Typically, a janitorial/custodial service will go through a building, performing the ordinary cleaning activities to remove the a contaminant. A common practice is to use surfactants (cleaning agents). Surfactants are compounds that lower the surface tension between two liquids or between a liquid and a solid. One example of a surfactant is Soap.  Its foaming action gets under a contaminant and helps carry the a contaminant away. Soap decreases surface tension because it separates the water molecules. Soap molecules squeeze between the water molecules and keep them apart. This results in the force of the surface tension being reduced and therefore contaminants becomes easier to remove.

Most chemicals have a positive charge, which makes them ionic. As the cloth or mop glides across the hard surface, the positively charged ionic chemical solution (surfactant) attracts and removes the negatively charged anionic a contaminant. Because opposites attract, when a cleaning agent carries a positive charge and is brought into contact with the negatively charged a contaminant, the cleaning agent attracts a contaminant (like a magnet) and holds on to it, helping in the removal process.

But there is more to the story, because typical surfactants cause a contaminant to reappear faster than necessary. How? When the positively charged ionic cleaning chemical solution is used, it leaves a tiny film of the surfactant on the solid surface. Remember, this film is positively charged because it is made of the ionic surfactant. As a result, the surface that was just cleaned is now poised to attract more negatively charged anionic a contaminant – again. Throughout the day, week, or weekend, more and more a contaminant accumulates because of this attraction. The cleaner returns and performs the same process, and the cycle repeats itself.

The way to counter this problem is to use cleaning solutions that have had the positive charge removed during the manufacturing process. With no electric charge, these specialized cleaners are now nonionic, neither ionic nor anionic. Even though this scientifically prepared cleaning product has no positive charge so that no ionic film is left behind, a contaminant is removed through the use of positively charged cleaning tools. Through the combination of nonionic cleaning agents and positively charged cleaning tools, such as microfiber wipes and mops, the surfaces are cleaned thoroughly and do not attract a contaminant again unnecessarily. Therefore, through the science of cleaning, all surfaces are cleaned, and stay clean longer. The end result is a cleaner, healthier building.

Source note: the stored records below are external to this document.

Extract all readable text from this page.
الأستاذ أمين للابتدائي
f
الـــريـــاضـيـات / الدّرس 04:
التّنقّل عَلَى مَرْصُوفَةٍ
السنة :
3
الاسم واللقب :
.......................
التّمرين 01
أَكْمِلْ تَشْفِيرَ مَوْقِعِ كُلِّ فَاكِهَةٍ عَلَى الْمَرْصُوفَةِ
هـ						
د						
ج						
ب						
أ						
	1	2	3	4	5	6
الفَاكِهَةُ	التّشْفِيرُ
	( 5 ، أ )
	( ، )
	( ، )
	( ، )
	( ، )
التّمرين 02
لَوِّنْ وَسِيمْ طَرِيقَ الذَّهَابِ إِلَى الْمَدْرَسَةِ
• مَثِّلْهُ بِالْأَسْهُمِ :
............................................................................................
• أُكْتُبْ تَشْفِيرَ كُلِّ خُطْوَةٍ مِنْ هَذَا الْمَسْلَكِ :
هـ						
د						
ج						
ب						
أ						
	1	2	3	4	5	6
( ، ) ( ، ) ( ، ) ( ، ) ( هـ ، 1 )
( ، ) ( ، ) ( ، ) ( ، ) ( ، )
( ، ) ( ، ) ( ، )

.At Maids In America / Engineered Clean we research chemicals heavily to determine the following:

  • Do they work?
  • Are they nonionic? With the spectrum of needs for specialty cleaning chemicals not all choices we have are nonionic unfortunately.  However we do use them when they match our needs.
  • What kind of suspension agent do they use (to suspend contaminants so they don’t settle back down on the surface before being wiped away)?
  • Are they reasonably safe, not containing butyls or other harsh fuming chemicals
  • Do they leave little to no residue (leaving surfaces cleaner, longer)? Some chemicals, such as Mirage, we use on finished floors, for example, are both nonionic and FDA A1 certified which indicates the chemical leaves next to zero residue on surfaces once it’s wiped/mopped up.